Tutorial 1B: Experimentally Measuring E. coli Growth

© 2018 Griffin Chure. This work is licensed under a Creative Commons Attribution License CC-BY 4.0. All code contained herein is licensed under an MIT license.


In [1]:
import numpy as np # For numerics
import glob # For parsing directories and files
import skimage.io # For basic image processing
import skimage.filters  
import matplotlib.pyplot as plt # For plotting
import seaborn as sns # For (nice) plotting
sns.set(style="darkgrid") # Gray background and white grid
sns.set_context('talk')

# For rendering inline graphics for Python 3.6 and below
%matplotlib inline

In this tutorial, we will analyze a movie of growing E. coli cells using some rudimentary image processing and will estimate a doubling time.

Using Microscopy to Measure Bacterial Growth

While we have jsut scraped the surface of growth in class, there is a seemingly endless reservoir of literature that explores the fascinating physiology of cellular growth. For a detailed summary, see this review by Suckjoon Jun and colleagues which gives both a historical accounting of bacterial growth physiology and a view of the future of the field.

As discussed in class and examined numerically in tutorial 1A, the early growth phase of a bacterial culture can be stated mathematically as

$$ N(t) = N_0 e^{rt}, \tag{1} $$

where $N(t)$ is the number of cells at time $t$, $N_0$ is the initial number of cells and $r$ is the growth rate in dimensions of time. Experimentally, it's difficult to count the number of cells in a culture, but easy to measure other properites. In spectrophotometry, we measure the absorbance of a culture at a given wavelenght, most commonly 600 nm. We could then rephrase Eq. 1 in terms of absorbance as

$$ \text{Abs}(t) = \text{Abs}_0 e^{rt}, \tag{2} $$

where $\text{Abs}_0$ is the the intial absorbance of the culture at time $t=0$. The point of this discussion is that there are many ways we can keep track of growth and estimate a growth rate in a manner that is easier than counting the number of cells.

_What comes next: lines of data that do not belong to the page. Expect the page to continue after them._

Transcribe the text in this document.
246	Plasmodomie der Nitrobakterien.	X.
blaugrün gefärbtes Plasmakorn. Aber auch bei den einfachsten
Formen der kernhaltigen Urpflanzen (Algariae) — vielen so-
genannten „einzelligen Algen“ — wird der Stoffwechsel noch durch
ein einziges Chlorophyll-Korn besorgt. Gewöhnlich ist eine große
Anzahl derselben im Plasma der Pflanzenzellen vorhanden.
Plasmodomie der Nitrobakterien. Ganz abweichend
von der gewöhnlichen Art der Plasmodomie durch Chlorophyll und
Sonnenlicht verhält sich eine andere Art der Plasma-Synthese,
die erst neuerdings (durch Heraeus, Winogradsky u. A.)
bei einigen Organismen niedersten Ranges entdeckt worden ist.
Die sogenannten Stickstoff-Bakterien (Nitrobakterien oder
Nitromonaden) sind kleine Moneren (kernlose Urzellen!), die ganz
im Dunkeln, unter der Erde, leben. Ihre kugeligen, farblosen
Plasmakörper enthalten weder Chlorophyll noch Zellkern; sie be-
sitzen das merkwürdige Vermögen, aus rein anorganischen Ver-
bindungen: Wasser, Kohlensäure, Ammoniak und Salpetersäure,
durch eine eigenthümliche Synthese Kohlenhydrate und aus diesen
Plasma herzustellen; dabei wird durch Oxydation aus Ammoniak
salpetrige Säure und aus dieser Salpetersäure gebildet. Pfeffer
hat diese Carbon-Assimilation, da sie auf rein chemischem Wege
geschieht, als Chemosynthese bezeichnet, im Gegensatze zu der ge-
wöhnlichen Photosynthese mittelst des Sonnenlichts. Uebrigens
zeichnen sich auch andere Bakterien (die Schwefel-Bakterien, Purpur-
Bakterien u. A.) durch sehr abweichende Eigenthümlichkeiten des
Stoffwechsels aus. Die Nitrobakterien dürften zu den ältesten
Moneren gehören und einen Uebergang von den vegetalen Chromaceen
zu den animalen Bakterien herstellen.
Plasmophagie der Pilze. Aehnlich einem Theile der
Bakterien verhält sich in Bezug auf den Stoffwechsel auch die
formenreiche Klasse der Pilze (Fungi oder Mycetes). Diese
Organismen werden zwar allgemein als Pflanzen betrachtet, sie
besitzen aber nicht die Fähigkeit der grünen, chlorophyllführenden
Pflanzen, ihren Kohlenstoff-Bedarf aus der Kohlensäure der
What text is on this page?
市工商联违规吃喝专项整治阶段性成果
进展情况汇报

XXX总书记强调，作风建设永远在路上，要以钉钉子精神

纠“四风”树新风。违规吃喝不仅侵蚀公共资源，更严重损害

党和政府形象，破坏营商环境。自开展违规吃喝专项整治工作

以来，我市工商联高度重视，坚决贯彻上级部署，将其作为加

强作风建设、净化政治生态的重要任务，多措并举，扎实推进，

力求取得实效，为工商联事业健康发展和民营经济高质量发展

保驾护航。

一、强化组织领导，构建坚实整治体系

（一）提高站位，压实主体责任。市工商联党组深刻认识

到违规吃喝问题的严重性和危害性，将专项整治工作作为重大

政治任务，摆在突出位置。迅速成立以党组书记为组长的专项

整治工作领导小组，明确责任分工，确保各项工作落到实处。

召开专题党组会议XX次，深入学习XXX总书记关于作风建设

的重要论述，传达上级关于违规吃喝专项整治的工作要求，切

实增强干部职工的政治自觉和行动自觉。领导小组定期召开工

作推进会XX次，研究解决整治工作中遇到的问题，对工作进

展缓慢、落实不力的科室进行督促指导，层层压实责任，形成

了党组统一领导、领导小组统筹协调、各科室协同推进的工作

In this tutorial, we will use a movie of E. coli cells growing on a hard agar subtstrate at 100x magnification. While we could in principle count the number of cells by hand, we will determine the total area of bacteria in each image, from a movie much like this one:

Some Basic Image Processing

While we often think of images as a colorful photograph, it is important to remembrer that at its core, a digital image is nothing but data. An image is a matrix of numbers upon which we can deploy mathematical operations. Before we begin, make sure you have downloaded the data set, unzipped it, and placed it in your root data folder.

We'll start by loading these fluorescent images. In the downloaded data, each image has a unique name that gives us information about that image. There are two different types of images here $--$ one takin in phase contrast and one in fluorescence. The images are named something like the following:

ecoli_phase_01.tif and ecoli_TRITC_01.tif

Quite obviously, the first word tells us the organism (E. coli). The second term tells us the channel of the image (phase is phase contrast and TRITC is a fluorescent image of the Red Fluorescent Protein expressed by these cells). The final number, here 01 tells us the frame number. This is not the time, but just the number of this image in the complete sequence.

In this data set, there should be 20 images of each channel. While we could create a list of all of these file names by hand, we can use the glob package in Python to get all of the file names and path for us, so long as we give it a pattern to follow.

In [2]:
# Use glob to get all of the TRITC images 
files = glob.glob('data/ecoli_growth/ecoli_TRITC_*.tif')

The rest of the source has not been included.